The Samsung 860 QVO (1TB, 4TB) SSD Review: First Consumer SATA QLC
by Billy Tallis on November 27, 2018 11:20 AM ESTRandom Read Performance
Our first test of random read performance uses very short bursts of operations issued one at a time with no queuing. The drives are given enough idle time between bursts to yield an overall duty cycle of 20%, so thermal throttling is impossible. Each burst consists of a total of 32MB of 4kB random reads, from a 16GB span of the disk. The total data read is 1GB.
The burst random read performance of the Samsung 860 QVO is clearly lower than the 3D TLC competition, while the Intel/Micron QLC NVMe drives have no trouble competing against the field of mainstream SATA TLC drives. Even in the worst case of the smallest QVO being entirely full, read speeds are still vastly better than a hard drive.

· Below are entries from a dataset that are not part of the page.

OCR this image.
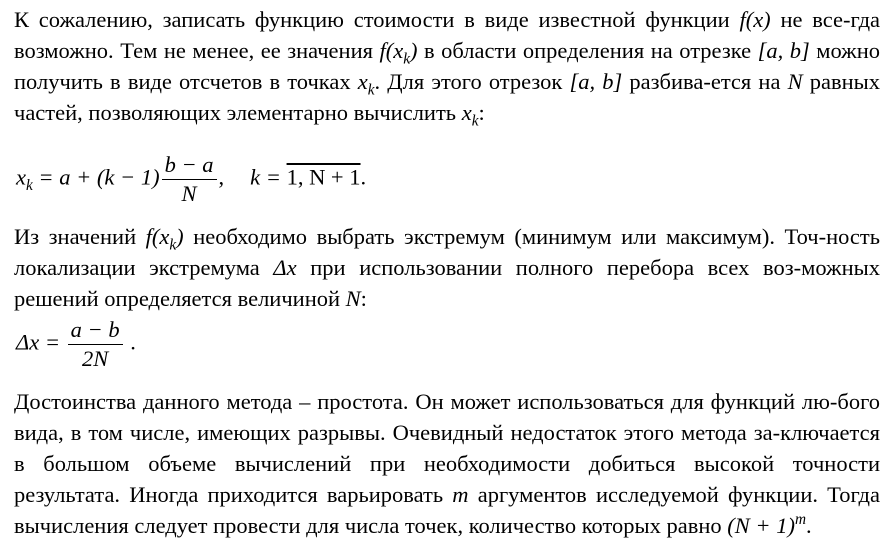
К сожалению, записать функцию стоимости в виде известной функции f(x) не все-гда возможно. Тем не менее, ее значения $f(x_k)$ в области определения на отрезке [a, b] можно получить в виде отсчетов в точках $x_k$. Для этого отрезок [a, b] разбива-ется на N равных частей, позволяющих элементарно вычислить $x_k$:

$x_k = a + (k - 1) \frac{b - a}{N}$ , k = 1, N + 1.

Из значений $f(x_k)$ необходимо выбрать экстремум (минимум или максимум). Точ-ность локализации экстремума Δx при использовании полного перебора всех воз-можных решений определяется величиной N:

$\Delta x = \frac{a - b}{2N}$ .

Достоинства данного метода – простота. Он может использоваться для функций лю-бого вида, в том числе, имеющих разрывы. Очевидный недостаток этого метода за-ключается в большом объеме вычислений при необходимости добиться высокой точности результата. Иногда приходится варьировать m аргументов исследуемой функции. Тогда вычисления следует провести для числа точек, количество которых равно $(N + 1)^m$.
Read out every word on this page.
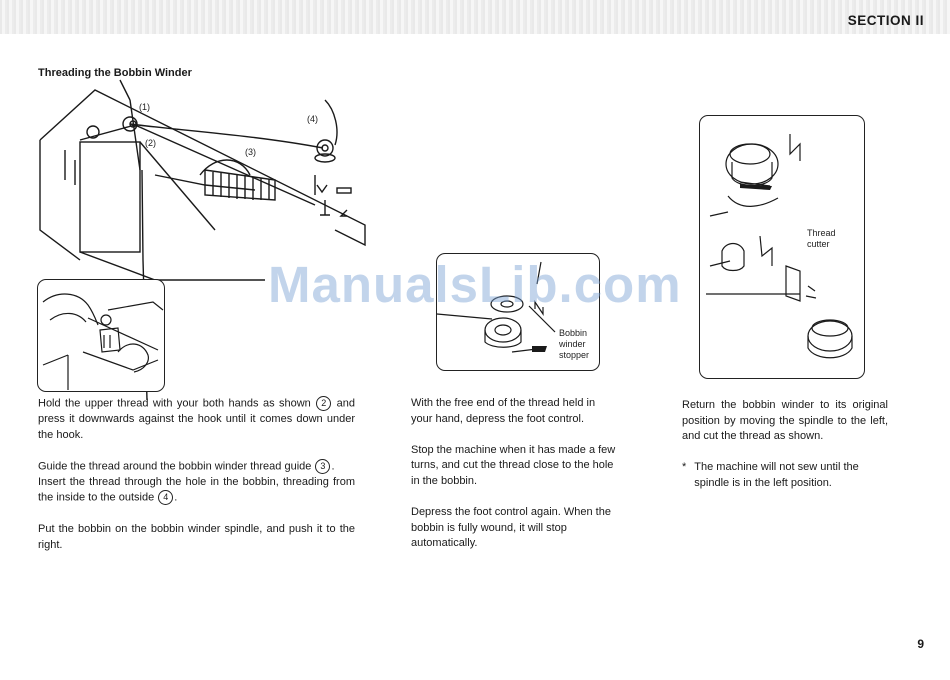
SECTION II
Threading the Bobbin Winder
(1)
(3)
(4)
(2)
Bobbin
winder
stopper
Thread
cutter

Hold the upper thread with your both hands as shown 2 and press it downwards against the hook until it comes down under the hook.

Guide the thread around the bobbin winder thread guide 3 .
Insert the thread through the hole in the bobbin, threading from the inside to the outside 4 .

Put the bobbin on the bobbin winder spindle, and push it to the right.

With the free end of the thread held in your hand, depress the foot control.

Stop the machine when it has made a few turns, and cut the thread close to the hole in the bobbin.

Depress the foot control again. When the bobbin is fully wound, it will stop automatically.

Return the bobbin winder to its original position by moving the spindle to the left, and cut the thread as shown.

* The machine will not sew until the spindle is in the left position.
ManualsLib.com
9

Our sustained random read performance is similar to the random read test from our 2015 test suite: queue depths from 1 to 32 are tested, and the average performance and power efficiency across QD1, QD2 and QD4 are reported as the primary scores. Each queue depth is tested for one minute or 32GB of data transferred, whichever is shorter. After each queue depth is tested, the drive is given up to one minute to cool off so that the higher queue depths are unlikely to be affected by accumulated heat build-up. The individual read operations are again 4kB, and cover a 64GB span of the drive.
On the longer random read test, the Toshiba TR200 DRAMless TLC drive is no longer able to stay ahead of the 860 QVO, and even the Intel/Micron QLC drives fall behind most mainstream SATA drives (especially when full).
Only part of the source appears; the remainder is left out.